The Tunisian social security system is financed by contributions from both employers (16.57%, reduced to 16.07% for wholly exporting companies) and employees (9.18%) based on salaries. Employers are also required to pay a premium for workplace injuries ranging from 0.4% to 4% of earnings. Employers collect social security contributions from each employee and pay on their behalf.
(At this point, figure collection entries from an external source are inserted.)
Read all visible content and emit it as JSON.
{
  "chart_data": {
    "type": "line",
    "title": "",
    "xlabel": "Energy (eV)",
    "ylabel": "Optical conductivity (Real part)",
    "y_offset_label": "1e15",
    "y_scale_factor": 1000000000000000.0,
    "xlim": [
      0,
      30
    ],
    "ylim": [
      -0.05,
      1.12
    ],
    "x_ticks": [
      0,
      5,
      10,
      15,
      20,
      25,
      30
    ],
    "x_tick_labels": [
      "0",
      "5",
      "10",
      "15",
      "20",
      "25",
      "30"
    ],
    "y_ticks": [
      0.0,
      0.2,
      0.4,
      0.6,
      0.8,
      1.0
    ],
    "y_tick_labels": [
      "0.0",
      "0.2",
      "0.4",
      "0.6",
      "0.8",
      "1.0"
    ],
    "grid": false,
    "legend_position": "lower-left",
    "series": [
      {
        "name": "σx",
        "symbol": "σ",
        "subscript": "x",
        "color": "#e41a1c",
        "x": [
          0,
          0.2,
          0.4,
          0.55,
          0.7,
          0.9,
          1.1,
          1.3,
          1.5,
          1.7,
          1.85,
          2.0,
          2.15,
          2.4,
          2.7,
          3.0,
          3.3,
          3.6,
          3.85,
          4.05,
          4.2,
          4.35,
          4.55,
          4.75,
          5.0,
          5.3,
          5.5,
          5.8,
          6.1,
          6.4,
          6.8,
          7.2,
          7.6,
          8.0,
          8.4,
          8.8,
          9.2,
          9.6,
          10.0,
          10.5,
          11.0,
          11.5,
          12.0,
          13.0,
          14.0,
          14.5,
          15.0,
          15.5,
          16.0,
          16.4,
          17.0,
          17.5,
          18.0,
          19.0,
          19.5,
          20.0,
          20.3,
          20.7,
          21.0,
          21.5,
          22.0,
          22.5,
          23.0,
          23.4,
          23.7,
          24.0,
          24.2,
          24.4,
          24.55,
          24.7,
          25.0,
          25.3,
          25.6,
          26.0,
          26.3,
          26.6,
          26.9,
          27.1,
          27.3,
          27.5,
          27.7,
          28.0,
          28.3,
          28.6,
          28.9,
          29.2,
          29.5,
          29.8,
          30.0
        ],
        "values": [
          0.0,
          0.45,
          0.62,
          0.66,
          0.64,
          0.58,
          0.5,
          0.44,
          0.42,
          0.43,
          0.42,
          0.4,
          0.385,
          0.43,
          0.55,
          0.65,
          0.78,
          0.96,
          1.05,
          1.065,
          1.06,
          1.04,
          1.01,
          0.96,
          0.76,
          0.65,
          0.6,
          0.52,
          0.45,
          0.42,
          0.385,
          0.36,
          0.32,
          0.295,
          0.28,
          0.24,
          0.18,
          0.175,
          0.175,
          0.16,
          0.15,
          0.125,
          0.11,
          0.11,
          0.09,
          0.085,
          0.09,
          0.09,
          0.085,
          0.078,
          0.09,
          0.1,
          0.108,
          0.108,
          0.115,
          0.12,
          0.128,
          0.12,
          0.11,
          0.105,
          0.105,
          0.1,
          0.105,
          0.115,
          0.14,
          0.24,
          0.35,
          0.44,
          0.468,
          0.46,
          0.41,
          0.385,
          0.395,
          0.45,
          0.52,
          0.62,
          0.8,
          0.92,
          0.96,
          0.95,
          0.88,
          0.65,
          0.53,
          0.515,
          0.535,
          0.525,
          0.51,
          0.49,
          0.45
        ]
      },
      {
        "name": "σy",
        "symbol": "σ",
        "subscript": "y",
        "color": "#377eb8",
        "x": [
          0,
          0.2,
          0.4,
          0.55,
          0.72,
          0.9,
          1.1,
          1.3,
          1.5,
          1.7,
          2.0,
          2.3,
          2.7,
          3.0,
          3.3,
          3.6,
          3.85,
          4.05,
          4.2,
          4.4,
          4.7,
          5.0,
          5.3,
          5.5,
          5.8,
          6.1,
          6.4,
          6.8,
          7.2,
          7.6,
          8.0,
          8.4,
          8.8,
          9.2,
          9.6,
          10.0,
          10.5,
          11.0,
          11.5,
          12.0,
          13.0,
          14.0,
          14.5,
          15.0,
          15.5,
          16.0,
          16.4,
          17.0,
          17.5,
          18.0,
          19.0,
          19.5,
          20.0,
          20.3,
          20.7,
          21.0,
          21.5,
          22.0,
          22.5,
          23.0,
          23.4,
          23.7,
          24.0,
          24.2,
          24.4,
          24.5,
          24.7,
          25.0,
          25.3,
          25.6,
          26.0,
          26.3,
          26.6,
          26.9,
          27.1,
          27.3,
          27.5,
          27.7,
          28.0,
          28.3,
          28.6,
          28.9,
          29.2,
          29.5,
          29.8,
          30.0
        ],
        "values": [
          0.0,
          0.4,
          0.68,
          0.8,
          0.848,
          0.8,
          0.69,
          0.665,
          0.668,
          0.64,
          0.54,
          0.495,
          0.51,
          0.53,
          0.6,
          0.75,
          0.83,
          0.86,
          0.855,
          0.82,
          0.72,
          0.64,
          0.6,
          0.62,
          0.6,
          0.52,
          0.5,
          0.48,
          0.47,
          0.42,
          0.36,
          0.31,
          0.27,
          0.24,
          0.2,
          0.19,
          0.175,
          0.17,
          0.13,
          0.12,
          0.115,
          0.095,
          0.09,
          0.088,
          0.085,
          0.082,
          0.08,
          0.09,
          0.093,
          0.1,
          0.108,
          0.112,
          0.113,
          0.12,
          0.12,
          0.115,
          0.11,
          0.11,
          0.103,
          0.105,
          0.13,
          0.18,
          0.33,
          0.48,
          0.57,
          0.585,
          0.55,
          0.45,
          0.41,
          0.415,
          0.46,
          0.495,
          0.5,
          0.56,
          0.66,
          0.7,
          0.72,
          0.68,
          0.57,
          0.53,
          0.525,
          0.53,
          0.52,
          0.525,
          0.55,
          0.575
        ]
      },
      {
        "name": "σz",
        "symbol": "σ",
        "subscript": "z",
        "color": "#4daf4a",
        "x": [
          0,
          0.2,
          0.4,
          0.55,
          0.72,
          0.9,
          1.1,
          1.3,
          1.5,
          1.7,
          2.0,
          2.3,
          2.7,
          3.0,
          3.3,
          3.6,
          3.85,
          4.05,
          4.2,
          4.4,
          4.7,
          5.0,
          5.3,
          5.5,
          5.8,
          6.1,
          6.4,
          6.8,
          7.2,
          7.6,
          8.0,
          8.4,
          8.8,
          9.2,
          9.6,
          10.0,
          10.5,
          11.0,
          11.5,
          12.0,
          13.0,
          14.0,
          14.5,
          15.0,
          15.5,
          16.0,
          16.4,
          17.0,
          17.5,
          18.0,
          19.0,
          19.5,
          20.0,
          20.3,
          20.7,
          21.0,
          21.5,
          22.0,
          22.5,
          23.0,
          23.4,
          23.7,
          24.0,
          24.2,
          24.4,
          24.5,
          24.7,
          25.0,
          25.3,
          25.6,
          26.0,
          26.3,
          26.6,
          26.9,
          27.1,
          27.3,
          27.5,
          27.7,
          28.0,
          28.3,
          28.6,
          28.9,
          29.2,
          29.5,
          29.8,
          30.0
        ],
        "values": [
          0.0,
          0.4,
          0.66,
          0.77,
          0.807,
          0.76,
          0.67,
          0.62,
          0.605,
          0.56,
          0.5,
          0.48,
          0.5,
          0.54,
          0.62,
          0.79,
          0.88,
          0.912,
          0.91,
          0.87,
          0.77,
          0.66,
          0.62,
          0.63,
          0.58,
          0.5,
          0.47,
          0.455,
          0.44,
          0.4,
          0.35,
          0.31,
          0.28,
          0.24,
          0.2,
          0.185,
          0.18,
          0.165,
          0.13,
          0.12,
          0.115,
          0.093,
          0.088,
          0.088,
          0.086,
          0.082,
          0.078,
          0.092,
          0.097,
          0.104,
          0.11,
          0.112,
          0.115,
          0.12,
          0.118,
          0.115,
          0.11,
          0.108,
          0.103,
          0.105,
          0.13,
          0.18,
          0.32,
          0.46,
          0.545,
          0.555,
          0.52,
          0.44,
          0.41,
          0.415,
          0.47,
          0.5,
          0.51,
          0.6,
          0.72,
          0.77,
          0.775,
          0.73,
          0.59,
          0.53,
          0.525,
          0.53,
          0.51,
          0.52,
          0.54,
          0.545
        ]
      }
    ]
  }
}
Contributions to the CSS were increased with the Finance Law 2023, as follows:

  • 4% with a minimum of 500DT for companies subject to a 35% corporate tax rate (banks, insurance companies, telecommunications operators, companies operating in the oil sector, hypermarkets, etc.).

  • 3% with a minimum of 400DT for companies subject to the normal corporate tax rate of 15% and a 20% tax rate for companies going public through an initial public offering (IPO).

  • 3% with a minimum of 200DT for companies subject to a reduced corporate tax rate of 10%. This applies specifically to companies in the agriculture or fishing sectors.

Companies are also subject to vocational training tax (2% of the gross amount of salaries; 1% for manufacturing industrial companies).

Employers established in Tunisia, regardless of being liable or not for income tax, are subject to a social logging tax, calculated at 1% of the gross amount of salaries paid to its employees, including benefits in kind.


Double Taxation Treaties

Countries With Whom a Double Taxation Treaty Have Been Signed
List of double taxation treaties signed by Tunisia
Withholding Taxes
Dividends: 0 (resident companies)/10%/25% (paid to a non-resident company located in a jurisdiction with a privileged tax regime); Interest: 20% (paid to residents)/10% (non-residents)/25% (paid to a non-resident company located in a jurisdiction with a privileged tax regime); Royalties: 0 (residents)/15% (non-residents)/25% (residents in low-tax jurisdictions).